A drawing of the constellation Scorpius the Scorpion with the naked–eye double star mu1 & mu2 Scorpii indicated. Drawing Nick Lomb
Dr Terry Moon is an unusual astronomer. He has a PhD in astrophysics, but works as a research physicist in another branch of physics. In his spare time though he conducts astronomical research from his backyard in suburban Adelaide. As he told the Astronomical Society of Victoria (ASV) meeting on Wednesday 14 September, he has a relatively inexpensive lens telescope with an objective or front lens of 100 mm diameter, a photometer – a device to record the brightness of stars – lent to him by the Astronomical Society of South Australia and a shed with a roll–off roof. With this simple arrangement he can record the brightness changes of stars to a high degree of accuracy.
In his talk to the ASV Terry Moon described his observations and the subsequent analysis of the bright southern star mu1 Sco. This star is prominently located in the constellation of Scorpius and is part of a naked-eyed double with mu2 Sco. The two stars are not directly associated and so do not circle around each other, but according to Terry are distantly related as they were both created in the same cloud of dust and gas about 17 million years ago.

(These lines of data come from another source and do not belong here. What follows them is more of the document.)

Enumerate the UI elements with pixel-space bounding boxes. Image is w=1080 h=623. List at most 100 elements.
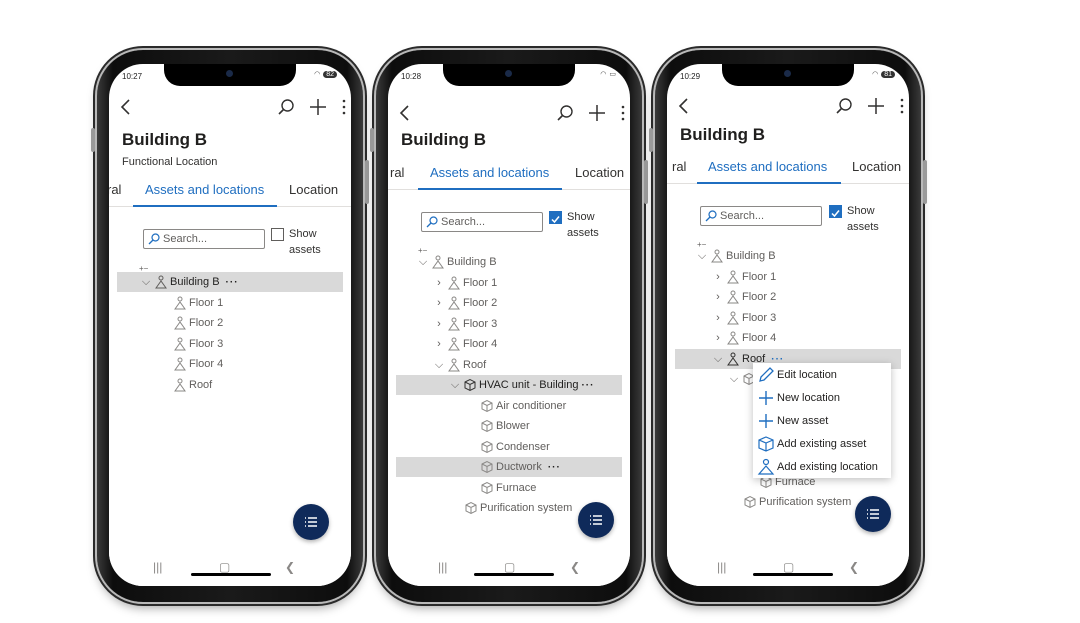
tab-location[interactable]: Location <box>575 165 624 180</box>
recent-apps-icon[interactable]: ||| <box>438 560 447 574</box>
tab-location[interactable]: Location <box>289 182 338 197</box>
back-button[interactable] <box>677 97 689 120</box>
more-options-icon[interactable]: ··· <box>581 380 594 391</box>
tree-row-label: Furnace <box>496 482 537 494</box>
tree-row[interactable]: › Floor 4 <box>396 334 622 354</box>
chevron-down-icon[interactable]: ⌵ <box>418 256 428 269</box>
box-icon <box>744 495 756 509</box>
tab-assets-and-locations[interactable]: Assets and locations <box>145 182 264 197</box>
tree-row-label: Floor 1 <box>189 297 224 309</box>
tab-location[interactable]: Location <box>852 159 901 174</box>
android-navbar: ||| ▢ ❮ <box>667 550 909 586</box>
chevron-right-icon[interactable]: › <box>713 271 723 283</box>
box-icon <box>464 378 476 392</box>
list-fab-button[interactable] <box>293 504 329 540</box>
tree-row[interactable]: Floor 1 <box>117 293 343 313</box>
chevron-right-icon[interactable]: › <box>434 297 444 309</box>
more-vertical-icon[interactable] <box>341 98 347 121</box>
chevron-right-icon[interactable]: › <box>713 312 723 324</box>
tree-row[interactable]: ⌵ Building B ··· <box>117 272 343 292</box>
chevron-down-icon[interactable]: ⌵ <box>729 373 739 386</box>
menu-item-new-location[interactable]: New location <box>753 386 891 409</box>
tab-general[interactable]: ral <box>109 182 121 197</box>
list-fab-button[interactable] <box>855 496 891 532</box>
chevron-right-icon[interactable]: › <box>713 332 723 344</box>
home-icon[interactable]: ▢ <box>504 560 515 574</box>
nav-back-icon[interactable]: ❮ <box>285 560 295 574</box>
tree-row[interactable]: Furnace <box>396 478 622 498</box>
tree-row[interactable]: Condenser <box>396 437 622 457</box>
home-icon[interactable]: ▢ <box>783 560 794 574</box>
tab-bar: ral Assets and locations Location <box>667 153 909 184</box>
notch <box>443 64 575 86</box>
search-icon[interactable] <box>277 98 295 121</box>
tree-row[interactable]: Floor 2 <box>117 313 343 333</box>
chevron-down-icon[interactable]: ⌵ <box>697 250 707 263</box>
add-icon[interactable] <box>867 97 885 120</box>
home-icon[interactable]: ▢ <box>219 560 230 574</box>
tree-row[interactable]: ⌵ Roof <box>396 355 622 375</box>
tree-row[interactable]: ⌵ Building B <box>675 246 901 266</box>
search-icon[interactable] <box>835 97 853 120</box>
more-options-icon[interactable]: ··· <box>548 462 561 473</box>
search-input[interactable]: Search... <box>700 206 822 226</box>
more-vertical-icon[interactable] <box>620 104 626 127</box>
nav-back-icon[interactable]: ❮ <box>849 560 859 574</box>
search-input[interactable]: Search... <box>143 229 265 249</box>
chevron-right-icon[interactable]: › <box>434 338 444 350</box>
tree-row[interactable]: Blower <box>396 416 622 436</box>
chevron-down-icon[interactable]: ⌵ <box>713 353 723 366</box>
screen: 10:27 ◠ 82 Building B Functional Location… <box>109 64 351 586</box>
tree-row[interactable]: › Floor 2 <box>675 287 901 307</box>
tree-row[interactable]: ⌵ HVAC unit - Building ··· <box>396 375 622 395</box>
tab-general[interactable]: ral <box>672 159 686 174</box>
show-assets-checkbox[interactable] <box>271 228 284 241</box>
chevron-right-icon[interactable]: › <box>713 291 723 303</box>
recent-apps-icon[interactable]: ||| <box>717 560 726 574</box>
status-icons: ◠ 82 <box>314 70 337 78</box>
tab-assets-and-locations[interactable]: Assets and locations <box>430 165 549 180</box>
more-options-icon[interactable]: ··· <box>226 277 239 288</box>
add-icon[interactable] <box>588 104 606 127</box>
tree-row[interactable]: ⌵ Building B <box>396 252 622 272</box>
back-button[interactable] <box>398 104 410 127</box>
more-vertical-icon[interactable] <box>899 97 905 120</box>
tree-row[interactable]: › Floor 4 <box>675 328 901 348</box>
tree-row[interactable]: Floor 3 <box>117 334 343 354</box>
chevron-down-icon[interactable]: ⌵ <box>450 379 460 392</box>
tree-row[interactable]: Ductwork ··· <box>396 457 622 477</box>
tree-row-label: Floor 2 <box>189 317 224 329</box>
tab-assets-and-locations[interactable]: Assets and locations <box>708 159 827 174</box>
tree-row[interactable]: › Floor 2 <box>396 293 622 313</box>
search-input[interactable]: Search... <box>421 212 543 232</box>
show-assets-checkbox[interactable] <box>829 205 842 218</box>
tree-row[interactable]: Air conditioner <box>396 396 622 416</box>
recent-apps-icon[interactable]: ||| <box>153 560 162 574</box>
chevron-right-icon[interactable]: › <box>434 318 444 330</box>
chevron-down-icon[interactable]: ⌵ <box>141 276 151 289</box>
plus-icon <box>759 390 773 405</box>
menu-item-add-existing-asset[interactable]: Add existing asset <box>753 432 891 455</box>
tree-row[interactable]: › Floor 3 <box>675 308 901 328</box>
tree-row[interactable]: › Floor 1 <box>396 273 622 293</box>
tree-row[interactable]: › Floor 1 <box>675 267 901 287</box>
menu-item-add-existing-location[interactable]: Add existing location <box>753 455 891 478</box>
nav-back-icon[interactable]: ❮ <box>570 560 580 574</box>
menu-item-new-asset[interactable]: New asset <box>753 409 891 432</box>
active-tab-indicator <box>697 182 841 184</box>
plus-icon <box>759 413 773 428</box>
add-icon[interactable] <box>309 98 327 121</box>
tab-general[interactable]: ral <box>390 165 404 180</box>
tree-row[interactable]: Floor 4 <box>117 354 343 374</box>
show-assets-checkbox[interactable] <box>549 211 562 224</box>
tree-row[interactable]: › Floor 3 <box>396 314 622 334</box>
back-button[interactable] <box>119 98 131 121</box>
menu-item-edit-location[interactable]: Edit location <box>753 363 891 386</box>
list-fab-button[interactable] <box>578 502 614 538</box>
tree-row[interactable]: Roof <box>117 375 343 395</box>
search-icon[interactable] <box>556 104 574 127</box>
location-person-icon <box>174 378 186 392</box>
location-person-icon <box>727 290 739 304</box>
chevron-right-icon[interactable]: › <box>434 277 444 289</box>
chevron-down-icon[interactable]: ⌵ <box>434 359 444 372</box>
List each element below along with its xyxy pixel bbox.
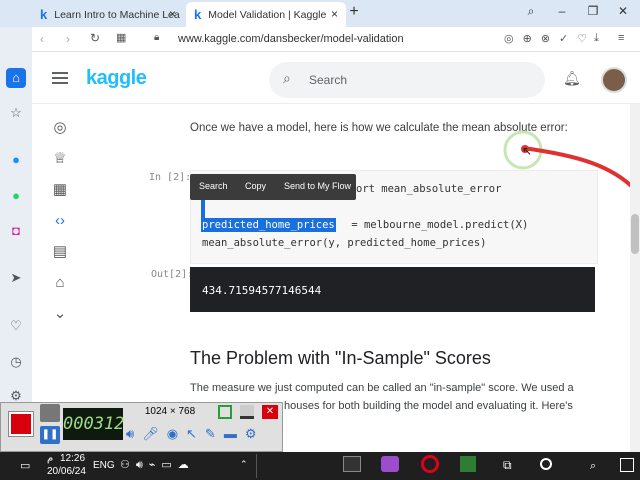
instagram-icon[interactable]: ◘ (6, 221, 26, 241)
tab-close-icon[interactable]: × (331, 7, 338, 21)
recording-timer: 000312 (63, 408, 124, 440)
language-indicator[interactable]: ENG (93, 460, 115, 471)
address-actions[interactable]: ◎⊕⊗✓♡ (504, 32, 596, 45)
record-button[interactable] (8, 411, 34, 437)
maximize-icon[interactable]: ❐ (584, 4, 602, 18)
notification-icon[interactable]: ▭ (20, 459, 30, 472)
comments-icon[interactable]: ▤ (50, 242, 70, 262)
scrollbar[interactable] (630, 104, 640, 452)
paragraph-line: The measure we just computed can be call… (190, 382, 574, 394)
table-icon[interactable]: ▦ (50, 180, 70, 200)
close-window-icon[interactable]: ✕ (614, 4, 632, 18)
system-tray-icons[interactable]: ⚇🔊︎⌁▭☁ (120, 458, 195, 472)
recorder-tools[interactable]: 🔊︎🎤︎◉↖✎▬⚙ (126, 426, 281, 444)
minimize-recorder-icon[interactable] (240, 405, 254, 419)
pause-icon[interactable]: ❚❚ (40, 426, 60, 444)
tab-title: Learn Intro to Machine Lea (54, 8, 180, 21)
app-taskbar-icon[interactable] (381, 456, 399, 472)
taskbar-divider (256, 454, 257, 478)
annotation-arrow (503, 130, 640, 197)
new-tab-button[interactable]: + (344, 3, 364, 21)
output-value: 434.71594577146544 (202, 284, 322, 297)
forward-icon[interactable]: › (66, 32, 70, 46)
menu-icon[interactable]: ≡ (618, 32, 624, 44)
url-field[interactable]: www.kaggle.com/dansbecker/model-validati… (178, 33, 404, 45)
code-icon[interactable]: ‹› (50, 211, 70, 231)
popup-send-flow-button[interactable]: Send to My Flow (284, 181, 351, 191)
popup-copy-button[interactable]: Copy (245, 181, 266, 191)
whatsapp-icon[interactable]: ● (6, 186, 26, 206)
speed-dial-icon[interactable]: ▦ (116, 31, 126, 44)
kaggle-favicon-icon: k (40, 7, 48, 22)
search-placeholder: Search (309, 73, 348, 87)
tab-close-icon[interactable]: × (169, 7, 176, 21)
back-icon[interactable]: ‹ (40, 32, 44, 46)
scrollbar-thumb[interactable] (631, 214, 639, 254)
close-recorder-icon[interactable]: ✕ (262, 405, 278, 419)
region-icon[interactable] (218, 405, 232, 419)
send-icon[interactable]: ➤ (6, 268, 26, 288)
clock-date[interactable]: 20/06/24 (47, 466, 86, 477)
search-icon: ⌕ (283, 70, 291, 86)
notifications-bell-icon[interactable]: 🔔︎ (563, 70, 581, 87)
heart-icon[interactable]: ♡ (6, 316, 26, 336)
popup-search-button[interactable]: Search (199, 181, 228, 191)
tray-chevron-icon[interactable]: ⌃ (240, 459, 248, 470)
trophy-icon[interactable]: ♕ (50, 149, 70, 169)
camera-icon[interactable] (40, 404, 60, 422)
output-prompt: Out[2]: (151, 269, 194, 280)
code-line-3: mean_absolute_error(y, predicted_home_pr… (202, 237, 487, 249)
kaggle-logo[interactable]: kaggle (86, 67, 147, 90)
tab-model-validation[interactable]: k Model Validation | Kaggle × (186, 2, 346, 27)
star-icon[interactable]: ☆ (6, 103, 26, 123)
tab-title: Model Validation | Kaggle (208, 8, 327, 21)
notification-center-icon[interactable] (620, 458, 634, 472)
resolution-label: 1024 × 768 (144, 406, 196, 417)
clock-icon[interactable]: ◷ (6, 352, 26, 372)
reload-icon[interactable]: ↻ (90, 31, 100, 45)
learn-cap-icon[interactable]: ⌂ (50, 273, 70, 293)
download-icon[interactable]: ⤓ (594, 32, 599, 45)
code-line-2: = melbourne_model.predict(X) (345, 219, 529, 231)
messenger-icon[interactable]: ● (6, 150, 26, 170)
lock-icon: 🔒︎ (154, 32, 160, 43)
opera-taskbar-icon[interactable] (421, 455, 439, 473)
search-tabs-icon[interactable]: ⌕ (522, 4, 540, 19)
code-selection[interactable]: predicted_home_prices (201, 218, 336, 232)
minimize-icon[interactable]: – (553, 4, 571, 18)
kaggle-favicon-icon: k (194, 7, 202, 22)
mouse-cursor-icon: ↖ (522, 144, 533, 158)
clock-time[interactable]: 12:26 (60, 453, 85, 464)
terminal-taskbar-icon[interactable] (343, 456, 361, 472)
avatar[interactable] (601, 67, 627, 93)
chevron-down-icon[interactable]: ⌄ (50, 304, 70, 324)
selection-start (201, 200, 205, 218)
home-icon[interactable]: ⌂ (6, 68, 26, 88)
excel-icon[interactable] (460, 456, 476, 472)
tab-learn-intro[interactable]: k Learn Intro to Machine Lea × (32, 2, 184, 27)
hamburger-menu-icon[interactable] (52, 72, 68, 84)
search-taskbar-icon[interactable]: ⌕ (590, 460, 596, 473)
task-view-icon[interactable]: ⧉ (503, 458, 512, 473)
code-line-1: ort mean_absolute_error (356, 183, 502, 195)
paragraph-line: houses for both building the model and e… (284, 400, 573, 412)
cortana-icon[interactable] (540, 458, 552, 470)
section-heading: The Problem with "In-Sample" Scores (190, 348, 491, 368)
input-prompt: In [2]: (149, 172, 192, 183)
clock-ampm: م (47, 453, 54, 464)
compass-icon[interactable]: ◎ (50, 118, 70, 138)
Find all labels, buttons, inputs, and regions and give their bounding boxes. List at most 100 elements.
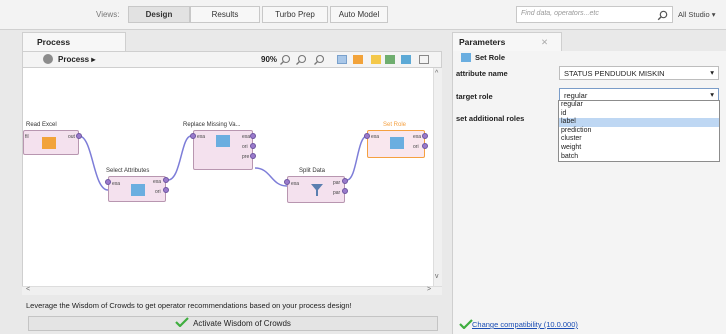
- close-icon[interactable]: ✕: [541, 37, 548, 48]
- split-data-input-port[interactable]: [284, 179, 290, 185]
- set-role-small-icon: [461, 53, 471, 62]
- replace-missing-icon: [216, 135, 230, 147]
- dropdown-arrow-icon[interactable]: ▾: [710, 68, 714, 77]
- select-attributes-output-port-1[interactable]: [163, 177, 169, 183]
- tab-parameters[interactable]: Parameters ✕: [452, 32, 562, 51]
- set-role-port-in: exa: [371, 134, 380, 140]
- set-role-port-out-1: exa: [413, 134, 422, 140]
- tab-design[interactable]: Design: [128, 6, 190, 23]
- process-icon: [43, 54, 53, 64]
- scroll-up-icon[interactable]: ^: [435, 70, 438, 77]
- scroll-left-icon[interactable]: <: [26, 286, 30, 293]
- role-option[interactable]: label: [559, 118, 719, 127]
- target-role-value: regular: [564, 91, 588, 100]
- replace-missing-port-out-1: exa: [242, 134, 251, 140]
- studio-dropdown[interactable]: All Studio ▾: [678, 10, 716, 19]
- read-excel-port-out-label: out: [68, 134, 75, 140]
- set-role-port-out-2: ori: [413, 144, 419, 150]
- role-option[interactable]: weight: [559, 144, 719, 153]
- role-option[interactable]: prediction: [559, 127, 719, 136]
- checkmark-icon: [175, 317, 189, 328]
- role-option[interactable]: cluster: [559, 135, 719, 144]
- replace-missing-output-port-3[interactable]: [250, 153, 256, 159]
- split-data-output-port-1[interactable]: [342, 178, 348, 184]
- attribute-name-select[interactable]: STATUS PENDUDUK MISKIN ▾: [559, 66, 719, 80]
- role-option[interactable]: batch: [559, 153, 719, 162]
- set-role-input-port[interactable]: [364, 133, 370, 139]
- canvas-horizontal-scrollbar[interactable]: < >: [22, 286, 442, 295]
- parameters-tab-label: Parameters: [459, 37, 506, 47]
- change-compatibility-link[interactable]: Change compatibility (10.0.000): [472, 320, 578, 329]
- role-option[interactable]: id: [559, 110, 719, 119]
- replace-missing-port-out-3: pre: [242, 154, 250, 160]
- split-data-port-out-1: par: [333, 180, 341, 186]
- views-label: Views:: [96, 10, 120, 19]
- split-data-port-out-2: par: [333, 190, 341, 196]
- excel-icon: [42, 137, 56, 149]
- split-icon: [311, 184, 323, 196]
- add-note-icon[interactable]: [371, 55, 381, 64]
- process-toolbar: Process ▸ 90%: [22, 51, 442, 68]
- tab-auto-model[interactable]: Auto Model: [330, 6, 388, 23]
- split-data-label: Split Data: [299, 168, 326, 174]
- parameters-panel: Set Role attribute name STATUS PENDUDUK …: [452, 51, 726, 334]
- tab-turbo-prep[interactable]: Turbo Prep: [262, 6, 328, 23]
- canvas-vertical-scrollbar[interactable]: ^ v: [433, 68, 442, 286]
- read-excel-operator[interactable]: fil out: [23, 130, 79, 155]
- connect-icon[interactable]: [385, 55, 395, 64]
- search-input[interactable]: Find data, operators...etc: [516, 6, 673, 23]
- checkmark-icon: [459, 319, 473, 329]
- breadcrumb[interactable]: Process ▸: [58, 55, 95, 64]
- attribute-name-label: attribute name: [456, 69, 508, 78]
- select-attributes-icon: [131, 184, 145, 196]
- replace-missing-port-out-2: ori: [242, 144, 248, 150]
- dropdown-arrow-icon[interactable]: ▾: [710, 90, 714, 99]
- zoom-level: 90%: [261, 55, 278, 64]
- set-role-output-port-1[interactable]: [422, 133, 428, 139]
- replace-missing-output-port-1[interactable]: [250, 133, 256, 139]
- select-attributes-port-out-1: exa: [153, 179, 162, 185]
- select-attributes-port-in: exa: [112, 181, 121, 187]
- maximize-icon[interactable]: [419, 55, 429, 64]
- additional-roles-label: set additional roles: [456, 114, 525, 123]
- search-placeholder: Find data, operators...etc: [521, 10, 599, 17]
- select-attributes-input-port[interactable]: [105, 179, 111, 185]
- split-data-output-port-2[interactable]: [342, 188, 348, 194]
- process-canvas[interactable]: Read Excel fil out Select Attributes exa…: [22, 68, 433, 286]
- split-data-port-in: exa: [291, 181, 300, 187]
- breakpoint-icon[interactable]: [353, 55, 363, 64]
- scroll-down-icon[interactable]: v: [435, 273, 439, 280]
- set-role-label: Set Role: [383, 122, 407, 128]
- zoom-fit-icon[interactable]: [313, 54, 325, 66]
- auto-position-icon[interactable]: [337, 55, 347, 64]
- execution-order-icon[interactable]: [401, 55, 411, 64]
- set-role-icon: [390, 137, 404, 149]
- target-role-label: target role: [456, 92, 493, 101]
- search-icon[interactable]: [657, 10, 668, 21]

Although mu1 Sco looks like a single star through a telescope, astronomers have established that it’s made up of two stars that are close together and are physically associated. During the circuit each component makes around the other they regularly move in front of each other and block the light from their companion. These eclipses can be detected by astronomers as dips in the combined brightness of the two stars. There are two dips – a deep dip as the light from the brighter component is blocked and a smaller dip as the light from the fainter component is blocked.
Terry Moon obtained 133 new brightness measurements of the star between 2006 and 2008. These new measurements were combined with previous measurements, including 112 made by Dr Bob Shobbrook of Sydney University that were published in 2004. As well velocity measurements made by the International Ultraviolet Explorer (IUE) satellite were also used. From all this data the parameters of the double star could be deduced with the assistance of a software package called PHOEBE that fitted the data to theoretical models.
The results are that mass of the main or primary component is 8.5 times the mass of the Sun, its width 4.1 times the width of the Sun and its surface temperature is 24 000°C. The mass of the secondary star is 5.3 times the mass of the Sun, its width is 4.4 times that of the Sun and its surface temperature is 17 000°C. Most interestingly, the analysis confirmed past suggestions that the secondary star is a bloated star with a tear-drop shape. This suggests that the less massive star was once the more massive of the two and is transferring some of its mass to the present–day primary star.
It needs to be noted that such observations of eclipsing binary stars are of great importance since they are the only way that astronomers can measure the masses and sizes of stars. As neither the mass nor the size of a single star can be measured, all our knowledge of the basic parameters of stars comes from the limited number of eclipsing double stars that have observed variations in both their brightness and their velocity.
Terry Moon’s research on mu1 Sco, carried out in conjunction with a theoretician from Flinders University in South Australia, was published in January 2010 in the prestigious astronomical journal the Monthly Notices of the Royal Astronomical Society and is a available as a preprint.
It is amazing what can be achieved from a backyard!